The remaining ladies gasped. Who would have thought the little viper would get so above herself just because she married a duke? Her husband’s station did not change her parentage one whit.

“We are here to help you adapt, of course, my dear,” the dowager said with a hard edge to her well-modulated tones.

“Adapt?”

“Yes, of course,” Lady Schuster, Leandra’s half-sister, agreed. “How could you possibly know how to go on in a household such as this? Why, we have been here all of an hour already and you have not even offered tea.”

“And you have not curtsied as befits my station above you, so let us not quibble over the definition of proper behavior.”

They gasped again.

“You little slut!” screeched the younger Lady Harwood, wife of the current earl. She strode up to Leandra, blond curls bobbing, and stood looking down at her with a malevolent gaze. “Are you increasing, you little whore? Is that why he married you? Does he know you’re a bastard?”

“It was his primary reason for asking me, I think,” she replied calmly. “And no, I am not increasing.” Her tone was exceedingly dry.

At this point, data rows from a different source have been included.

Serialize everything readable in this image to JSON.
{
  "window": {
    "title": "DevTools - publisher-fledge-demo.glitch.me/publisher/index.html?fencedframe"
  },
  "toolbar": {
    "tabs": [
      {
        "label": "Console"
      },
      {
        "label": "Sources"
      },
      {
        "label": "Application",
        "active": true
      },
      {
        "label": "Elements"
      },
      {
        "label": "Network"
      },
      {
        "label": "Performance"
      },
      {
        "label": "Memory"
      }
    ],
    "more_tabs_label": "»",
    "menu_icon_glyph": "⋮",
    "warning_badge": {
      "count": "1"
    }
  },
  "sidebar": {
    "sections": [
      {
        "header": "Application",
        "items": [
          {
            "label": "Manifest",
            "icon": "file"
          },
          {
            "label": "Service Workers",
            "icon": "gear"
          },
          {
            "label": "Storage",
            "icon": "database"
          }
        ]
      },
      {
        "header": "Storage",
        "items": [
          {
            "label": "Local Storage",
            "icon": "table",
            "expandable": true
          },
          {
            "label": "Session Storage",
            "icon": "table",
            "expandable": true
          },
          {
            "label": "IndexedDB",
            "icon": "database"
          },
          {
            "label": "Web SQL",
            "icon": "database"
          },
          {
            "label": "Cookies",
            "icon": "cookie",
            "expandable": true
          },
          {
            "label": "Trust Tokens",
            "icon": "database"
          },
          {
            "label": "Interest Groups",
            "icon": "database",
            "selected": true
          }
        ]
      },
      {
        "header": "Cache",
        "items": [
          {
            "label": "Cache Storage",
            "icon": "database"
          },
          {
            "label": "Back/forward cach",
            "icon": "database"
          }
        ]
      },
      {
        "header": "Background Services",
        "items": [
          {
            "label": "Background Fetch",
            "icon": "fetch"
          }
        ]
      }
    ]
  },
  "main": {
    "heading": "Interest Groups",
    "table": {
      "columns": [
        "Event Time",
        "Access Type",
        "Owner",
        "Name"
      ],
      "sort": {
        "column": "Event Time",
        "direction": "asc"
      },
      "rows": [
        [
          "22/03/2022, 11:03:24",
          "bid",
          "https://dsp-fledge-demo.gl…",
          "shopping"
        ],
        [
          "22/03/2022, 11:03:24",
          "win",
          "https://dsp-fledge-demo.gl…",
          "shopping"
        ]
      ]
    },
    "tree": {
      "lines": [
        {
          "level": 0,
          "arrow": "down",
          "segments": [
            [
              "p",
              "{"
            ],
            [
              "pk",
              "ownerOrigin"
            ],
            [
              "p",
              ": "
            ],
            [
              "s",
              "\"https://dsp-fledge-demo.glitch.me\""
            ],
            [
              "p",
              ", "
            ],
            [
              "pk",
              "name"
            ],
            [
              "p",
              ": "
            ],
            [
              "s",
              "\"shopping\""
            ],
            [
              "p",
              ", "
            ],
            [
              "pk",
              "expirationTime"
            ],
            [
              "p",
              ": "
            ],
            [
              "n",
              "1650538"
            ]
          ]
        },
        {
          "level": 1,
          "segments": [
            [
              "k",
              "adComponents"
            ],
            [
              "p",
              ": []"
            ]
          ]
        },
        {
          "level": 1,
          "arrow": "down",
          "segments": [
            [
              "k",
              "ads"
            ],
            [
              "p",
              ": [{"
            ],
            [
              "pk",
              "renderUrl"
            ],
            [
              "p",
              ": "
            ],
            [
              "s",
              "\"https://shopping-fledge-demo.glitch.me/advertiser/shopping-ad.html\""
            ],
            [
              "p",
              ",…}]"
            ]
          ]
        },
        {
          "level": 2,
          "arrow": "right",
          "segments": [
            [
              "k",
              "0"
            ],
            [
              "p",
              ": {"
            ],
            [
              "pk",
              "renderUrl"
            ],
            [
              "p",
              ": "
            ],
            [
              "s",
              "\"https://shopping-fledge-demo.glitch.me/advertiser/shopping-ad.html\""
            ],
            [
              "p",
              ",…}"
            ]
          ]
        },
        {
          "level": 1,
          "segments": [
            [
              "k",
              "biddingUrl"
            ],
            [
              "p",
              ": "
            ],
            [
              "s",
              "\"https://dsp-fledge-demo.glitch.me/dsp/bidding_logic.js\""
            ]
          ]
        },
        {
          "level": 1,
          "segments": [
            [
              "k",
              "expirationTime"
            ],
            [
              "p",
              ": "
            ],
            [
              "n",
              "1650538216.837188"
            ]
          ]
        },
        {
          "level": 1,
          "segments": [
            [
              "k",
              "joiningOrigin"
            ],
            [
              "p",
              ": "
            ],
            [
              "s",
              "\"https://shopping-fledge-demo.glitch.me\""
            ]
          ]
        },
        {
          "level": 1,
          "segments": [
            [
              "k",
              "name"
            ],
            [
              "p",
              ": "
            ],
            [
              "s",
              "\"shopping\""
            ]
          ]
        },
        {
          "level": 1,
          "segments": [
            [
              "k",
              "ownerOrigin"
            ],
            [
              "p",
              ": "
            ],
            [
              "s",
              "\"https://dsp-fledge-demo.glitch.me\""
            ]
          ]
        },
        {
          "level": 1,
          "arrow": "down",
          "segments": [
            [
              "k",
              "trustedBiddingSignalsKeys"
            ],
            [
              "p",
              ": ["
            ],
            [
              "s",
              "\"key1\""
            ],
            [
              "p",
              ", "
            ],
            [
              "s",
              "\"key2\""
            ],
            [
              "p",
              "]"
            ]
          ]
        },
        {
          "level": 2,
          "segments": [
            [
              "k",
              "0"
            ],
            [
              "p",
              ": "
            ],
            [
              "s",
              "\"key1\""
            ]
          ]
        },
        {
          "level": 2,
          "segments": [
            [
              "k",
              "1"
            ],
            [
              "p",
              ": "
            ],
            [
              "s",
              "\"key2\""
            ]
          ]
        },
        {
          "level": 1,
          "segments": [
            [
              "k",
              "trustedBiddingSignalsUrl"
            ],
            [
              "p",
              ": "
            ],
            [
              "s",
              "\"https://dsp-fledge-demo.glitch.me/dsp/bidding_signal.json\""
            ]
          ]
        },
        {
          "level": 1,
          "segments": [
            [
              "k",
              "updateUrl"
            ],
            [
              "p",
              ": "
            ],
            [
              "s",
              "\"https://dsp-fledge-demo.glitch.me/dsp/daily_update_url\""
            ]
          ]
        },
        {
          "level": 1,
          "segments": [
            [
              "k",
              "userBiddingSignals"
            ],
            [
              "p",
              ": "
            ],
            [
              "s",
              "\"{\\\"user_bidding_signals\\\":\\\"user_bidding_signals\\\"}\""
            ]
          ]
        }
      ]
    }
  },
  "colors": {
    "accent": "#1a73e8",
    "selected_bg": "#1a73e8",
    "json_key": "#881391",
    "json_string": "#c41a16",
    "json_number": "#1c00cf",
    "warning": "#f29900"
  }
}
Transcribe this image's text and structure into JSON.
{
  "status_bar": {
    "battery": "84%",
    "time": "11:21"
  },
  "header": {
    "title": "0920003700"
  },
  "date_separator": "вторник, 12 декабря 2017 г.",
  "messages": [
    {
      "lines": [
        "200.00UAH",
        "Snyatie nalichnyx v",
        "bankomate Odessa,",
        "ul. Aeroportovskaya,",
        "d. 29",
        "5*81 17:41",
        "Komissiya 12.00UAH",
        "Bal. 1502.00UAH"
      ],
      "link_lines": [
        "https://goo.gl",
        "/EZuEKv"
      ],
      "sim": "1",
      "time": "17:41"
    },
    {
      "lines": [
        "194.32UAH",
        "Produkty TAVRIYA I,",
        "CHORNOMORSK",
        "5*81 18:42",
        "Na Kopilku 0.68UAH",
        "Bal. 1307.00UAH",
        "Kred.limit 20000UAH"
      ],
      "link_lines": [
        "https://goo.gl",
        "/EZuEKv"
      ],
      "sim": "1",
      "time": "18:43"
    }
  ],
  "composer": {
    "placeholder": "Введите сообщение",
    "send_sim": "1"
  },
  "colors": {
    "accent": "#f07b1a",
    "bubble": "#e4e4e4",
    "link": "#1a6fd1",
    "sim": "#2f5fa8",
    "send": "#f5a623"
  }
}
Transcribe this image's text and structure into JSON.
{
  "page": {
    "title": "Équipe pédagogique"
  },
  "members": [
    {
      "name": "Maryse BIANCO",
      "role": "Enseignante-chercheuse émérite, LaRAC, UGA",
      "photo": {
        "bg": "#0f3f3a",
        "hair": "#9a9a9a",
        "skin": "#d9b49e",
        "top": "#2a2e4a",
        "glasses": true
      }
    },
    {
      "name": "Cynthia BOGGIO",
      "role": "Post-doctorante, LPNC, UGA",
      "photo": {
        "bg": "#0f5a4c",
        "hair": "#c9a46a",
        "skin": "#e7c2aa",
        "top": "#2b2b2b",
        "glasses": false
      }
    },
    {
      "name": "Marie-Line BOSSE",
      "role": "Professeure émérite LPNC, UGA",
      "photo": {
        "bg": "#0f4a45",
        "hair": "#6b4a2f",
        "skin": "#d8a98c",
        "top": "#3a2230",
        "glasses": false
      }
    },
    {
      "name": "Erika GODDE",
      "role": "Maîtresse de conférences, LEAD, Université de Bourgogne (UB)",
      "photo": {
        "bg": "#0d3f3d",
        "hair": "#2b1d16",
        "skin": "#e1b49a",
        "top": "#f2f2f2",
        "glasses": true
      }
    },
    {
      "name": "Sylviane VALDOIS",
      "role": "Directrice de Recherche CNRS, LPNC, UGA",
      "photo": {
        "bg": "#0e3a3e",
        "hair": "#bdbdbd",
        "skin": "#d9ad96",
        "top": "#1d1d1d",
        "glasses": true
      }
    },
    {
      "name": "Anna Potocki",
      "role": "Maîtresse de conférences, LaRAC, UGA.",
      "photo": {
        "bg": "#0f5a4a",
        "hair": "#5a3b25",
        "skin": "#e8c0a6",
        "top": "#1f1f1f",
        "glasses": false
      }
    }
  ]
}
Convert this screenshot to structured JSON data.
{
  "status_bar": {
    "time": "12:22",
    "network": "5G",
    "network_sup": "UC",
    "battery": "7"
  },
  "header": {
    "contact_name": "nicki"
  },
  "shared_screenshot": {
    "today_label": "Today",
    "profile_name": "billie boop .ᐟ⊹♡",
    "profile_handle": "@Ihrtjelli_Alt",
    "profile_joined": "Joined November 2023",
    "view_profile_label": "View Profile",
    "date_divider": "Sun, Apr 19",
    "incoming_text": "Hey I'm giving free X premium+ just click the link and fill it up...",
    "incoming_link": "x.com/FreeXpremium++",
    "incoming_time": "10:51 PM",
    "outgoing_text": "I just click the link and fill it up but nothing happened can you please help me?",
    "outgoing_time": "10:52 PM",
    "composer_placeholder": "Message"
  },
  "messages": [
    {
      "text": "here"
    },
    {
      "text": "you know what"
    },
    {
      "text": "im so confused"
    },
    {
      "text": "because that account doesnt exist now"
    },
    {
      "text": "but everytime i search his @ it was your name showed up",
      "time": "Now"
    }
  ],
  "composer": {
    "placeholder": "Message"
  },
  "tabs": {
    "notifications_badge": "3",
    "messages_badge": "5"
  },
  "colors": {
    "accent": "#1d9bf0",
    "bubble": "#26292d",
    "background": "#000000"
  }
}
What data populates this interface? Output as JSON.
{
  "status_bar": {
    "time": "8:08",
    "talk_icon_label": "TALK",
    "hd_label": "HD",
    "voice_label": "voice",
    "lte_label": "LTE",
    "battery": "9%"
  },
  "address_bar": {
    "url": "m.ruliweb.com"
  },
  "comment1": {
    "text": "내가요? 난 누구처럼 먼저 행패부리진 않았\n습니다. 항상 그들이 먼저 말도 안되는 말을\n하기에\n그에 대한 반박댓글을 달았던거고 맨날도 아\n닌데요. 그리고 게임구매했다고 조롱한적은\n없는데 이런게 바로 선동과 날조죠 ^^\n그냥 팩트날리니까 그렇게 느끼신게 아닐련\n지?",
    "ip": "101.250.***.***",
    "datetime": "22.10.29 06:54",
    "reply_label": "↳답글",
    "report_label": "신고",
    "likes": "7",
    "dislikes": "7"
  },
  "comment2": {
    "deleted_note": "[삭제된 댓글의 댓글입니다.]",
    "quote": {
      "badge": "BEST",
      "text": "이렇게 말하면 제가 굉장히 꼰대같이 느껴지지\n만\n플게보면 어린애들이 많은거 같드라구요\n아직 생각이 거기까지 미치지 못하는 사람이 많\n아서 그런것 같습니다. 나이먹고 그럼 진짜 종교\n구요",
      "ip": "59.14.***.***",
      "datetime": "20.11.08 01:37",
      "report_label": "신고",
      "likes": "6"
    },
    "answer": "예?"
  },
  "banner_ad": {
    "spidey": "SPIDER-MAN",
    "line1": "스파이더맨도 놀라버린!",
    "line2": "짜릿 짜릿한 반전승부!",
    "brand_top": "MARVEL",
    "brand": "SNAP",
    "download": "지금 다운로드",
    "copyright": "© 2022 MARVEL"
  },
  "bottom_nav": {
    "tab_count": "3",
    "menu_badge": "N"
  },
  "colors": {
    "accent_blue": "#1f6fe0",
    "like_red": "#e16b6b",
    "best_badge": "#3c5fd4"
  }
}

Young Lady Harwood’s expression revealed her shock at Leandra’s denial. “You’re lying! Why would anyone willingly marry a bastard unless she’s with child?”

“Why would I lie?”

“Maybe you told your husband that you’re increasing and he doesn’t know that you are not and you want us to keep the secret.”

“Just so,” murmured Leandra. She caught the look of horrified amusement in the footman’s eyes. She winked at him surreptitiously. “Would you like tea?” she asked with a mocking curtsy directed at her stepmother.

Alas, she’d underestimated the hawklike gaze of her stepmother.

“How dare you mock me!” The dowager turned to the footman. “You, leave this room immediately. And if you show such disrespect again, you will be dismissed.”

Everyone froze. The footman glanced nervously at his mistress. Leandra looked her stepmother in the eye and said in the iciest voice she had ever used, “You will not order my servants about nor threaten them with dismissal. If I hear that you have tried during your stay here, you will be tossed out. Do I make myself clear, my lady?”

A moment of extremely tense silence passed.

“Very well,” the dowager said grudgingly. “It will be as you wish, Merri, but do not come crying to me when the lazy creatures have turned the duke’s home into a circus.”

“Please address me properly, my lady,” was all Leandra said to this comment before she swept from the room as regal as a queen.